Kat: Leo, Gabriel’s son, reminds Beth of her own lost son. How does this connection impact the story’s emotional depth?
Clare: The fact Leo reminds Beth of Bobby is the trigger for the entire story. She’s a grieving mother who desperately misses her son, and Leo is also pining for his mother, who has recently moved to America. The close bond between the two of them paves the way for all those feelings which Gabriel and Beth have kept tamped down inside themselves to rise to the surface. Broken Country is about love in all its forms. It portrays the deep love between a mother and son and asks: where does all that love go when the son no longer exists?
Kat: Can you discuss the significance of the dog shooting incident and its role in setting the story in motion?
Clare: I think the dog shooting scene contains the essence of the whole novel. You have Beth, Frank and Gabriel, the trio at the heart of the story, plus Leo, the boy who reminds Beth of her own son, together from the start. And you have newborn lambs being attacked by a stray dog – those slaughtered lambs also represent Frank and Beth’s grief at the recent death of their son.
Kat: The novel examines the idea of identity and transformation. What message do you want to convey about the choices we make and the people we become?
Clare: At the start of the novel, Beth is a working class girl in the 1950s, who has unusual aspirations for her time and place: she is aiming for an Oxford education and a career as a writer. She’s ambitious and confident in her ability, but her goals are easily knocked off course by prejudice and circumstance. Even so, she builds a life for herself, which is ultimately far more rewarding than the one she anticipated. Hers is a story of female resilience.

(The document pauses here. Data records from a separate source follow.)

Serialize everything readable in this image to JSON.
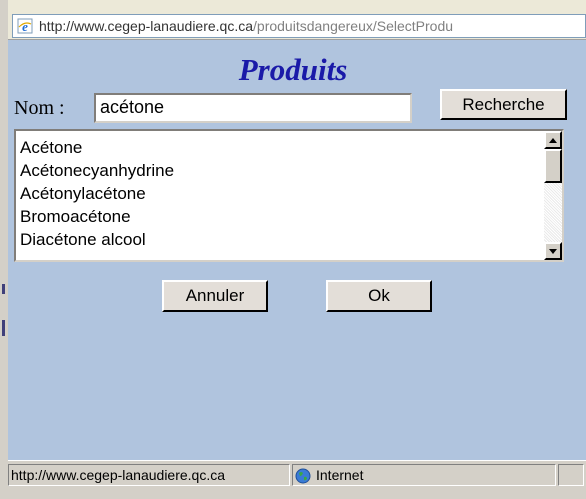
{
  "address_bar": {
    "url_host": "http://www.cegep-lanaudiere.qc.ca",
    "url_path": "/produitsdangereux/SelectProdu",
    "icon": "ie-page-icon"
  },
  "dialog": {
    "title": "Produits",
    "name_label": "Nom :",
    "name_value": "acétone",
    "search_button": "Recherche",
    "results": [
      "Acétone",
      "Acétonecyanhydrine",
      "Acétonylacétone",
      "Bromoacétone",
      "Diacétone alcool"
    ],
    "cancel_button": "Annuler",
    "ok_button": "Ok"
  },
  "statusbar": {
    "url": "http://www.cegep-lanaudiere.qc.ca",
    "zone": "Internet",
    "zone_icon": "globe-icon"
  },
  "colors": {
    "background": "#b0c4de",
    "title": "#1a1aa8",
    "button_face": "#e3ded8"
  }
}
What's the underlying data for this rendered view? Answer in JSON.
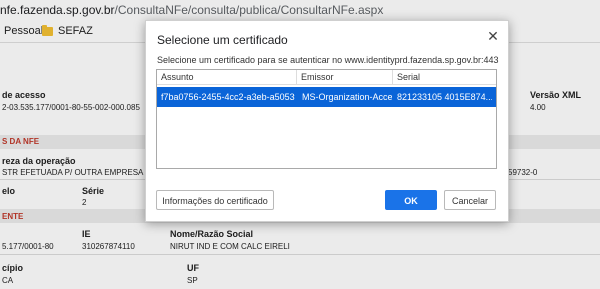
{
  "browser": {
    "url_host": "nfe.fazenda.sp.gov.br",
    "url_path": "/ConsultaNFe/consulta/publica/ConsultarNFe.aspx",
    "bookmarks": [
      "Pessoal",
      "SEFAZ"
    ]
  },
  "page": {
    "chave_label": "de acesso",
    "chave_value": "2-03.535.177/0001-80-55-002-000.085",
    "versao_label": "Versão XML",
    "versao_value": "4.00",
    "section1": "S DA NFE",
    "natureza_label": "reza da operação",
    "natureza_value": "STR EFETUADA P/ OUTRA EMPRESA",
    "natureza_right": "59732-0",
    "modelo_label": "elo",
    "serie_label": "Série",
    "serie_value": "2",
    "section2": "ENTE",
    "cnpj_value": "5.177/0001-80",
    "ie_label": "IE",
    "ie_value": "310267874110",
    "razao_label": "Nome/Razão Social",
    "razao_value": "NIRUT IND E COM CALC EIRELI",
    "municipio_label": "cípio",
    "municipio_value": "CA",
    "uf_label": "UF",
    "uf_value": "SP"
  },
  "dialog": {
    "title": "Selecione um certificado",
    "subtitle": "Selecione um certificado para se autenticar no www.identityprd.fazenda.sp.gov.br:443",
    "columns": [
      "Assunto",
      "Emissor",
      "Serial"
    ],
    "row": {
      "assunto": "f7ba0756-2455-4cc2-a3eb-a5053f8...",
      "emissor": "MS-Organization-Access",
      "serial": "821233105 4015E874..."
    },
    "info_button": "Informações do certificado",
    "ok_button": "OK",
    "cancel_button": "Cancelar"
  }
}
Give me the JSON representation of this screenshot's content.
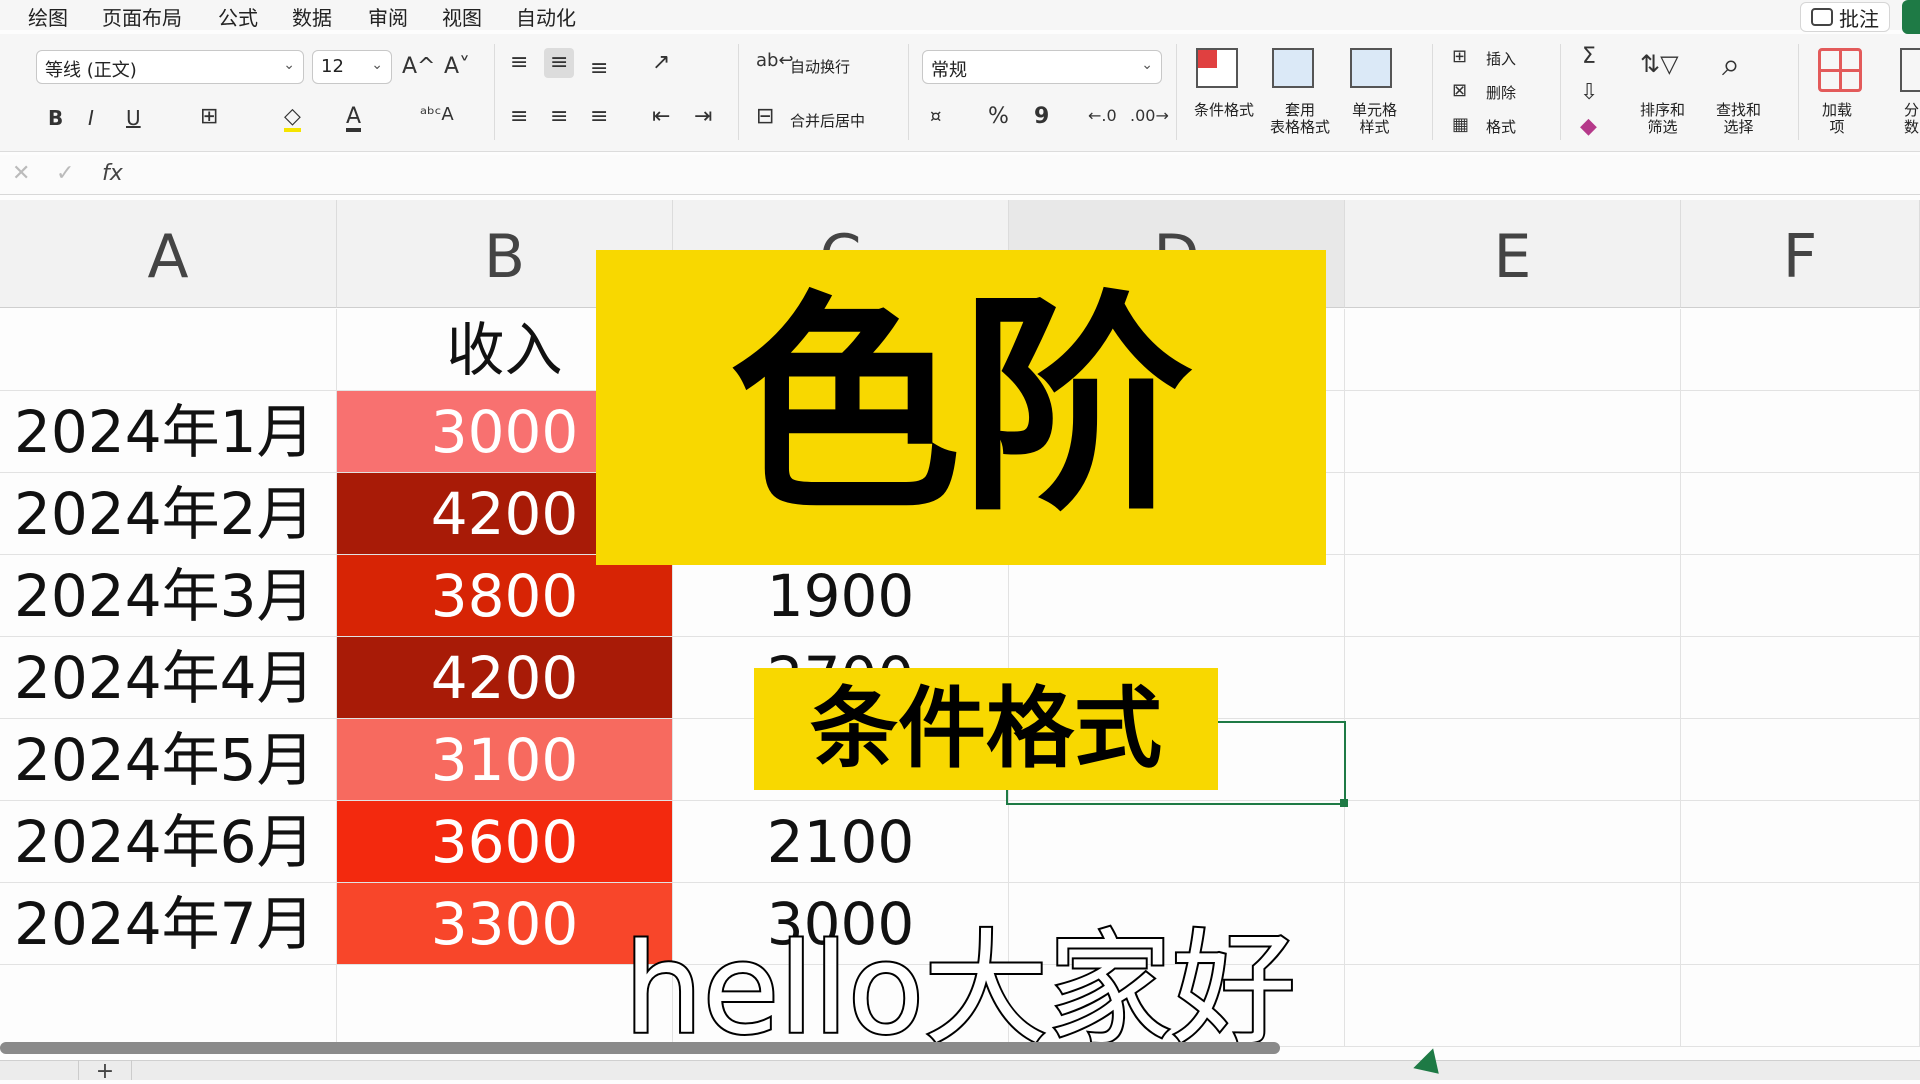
{
  "menu": [
    "绘图",
    "页面布局",
    "公式",
    "数据",
    "审阅",
    "视图",
    "自动化"
  ],
  "comment_label": "批注",
  "ribbon": {
    "font_name": "等线 (正文)",
    "font_size": "12",
    "grow_font": "A^",
    "shrink_font": "A˅",
    "bold": "B",
    "italic": "I",
    "underline": "U",
    "font_color_letter": "A",
    "wrap_text": "自动换行",
    "merge_center": "合并后居中",
    "number_format": "常规",
    "percent": "%",
    "comma": "9",
    "cond_format": "条件格式",
    "table_format": "套用\n表格格式",
    "cell_style": "单元格\n样式",
    "insert": "插入",
    "delete": "删除",
    "format": "格式",
    "sum": "Σ",
    "sort_filter": "排序和\n筛选",
    "find_select": "查找和\n选择",
    "addins": "加载\n项",
    "split_text": "分\n数"
  },
  "formula_bar": {
    "fx": "fx",
    "cancel": "✕",
    "confirm": "✓"
  },
  "columns": [
    "A",
    "B",
    "C",
    "D",
    "E",
    "F"
  ],
  "sheet": {
    "header_b": "收入",
    "rows": [
      {
        "a": "2024年1月",
        "b": "3000",
        "c": "",
        "b_color": "#f87170"
      },
      {
        "a": "2024年2月",
        "b": "4200",
        "c": "",
        "b_color": "#a81b07"
      },
      {
        "a": "2024年3月",
        "b": "3800",
        "c": "1900",
        "b_color": "#d72405"
      },
      {
        "a": "2024年4月",
        "b": "4200",
        "c": "2700",
        "b_color": "#a81b07"
      },
      {
        "a": "2024年5月",
        "b": "3100",
        "c": "",
        "b_color": "#f76a5f"
      },
      {
        "a": "2024年6月",
        "b": "3600",
        "c": "2100",
        "b_color": "#f3290e"
      },
      {
        "a": "2024年7月",
        "b": "3300",
        "c": "3000",
        "b_color": "#f8462a"
      }
    ]
  },
  "overlay": {
    "title": "色阶",
    "subtitle": "条件格式",
    "caption": "hello大家好"
  },
  "add_sheet": "+"
}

Kat: Frank and Gabriel represent two very different aspects of Beth’s life. What do these characters symbolize, and how do they influence her choices?
Clare: Each man connects to and ignites a separate part of Beth’s personality. Gabriel is bookish and romantic and represents the intellectual life she craves. When Gabriel returns to the village as a successful author, he has everything Beth once wanted for herself. But Frank introduces her to farm life and the pastoral landscape, and it becomes integral to who she is as a person. Ultimately the choice for Beth is not ally herself to one man or the other, but to work out who she is and what matters to her most in life.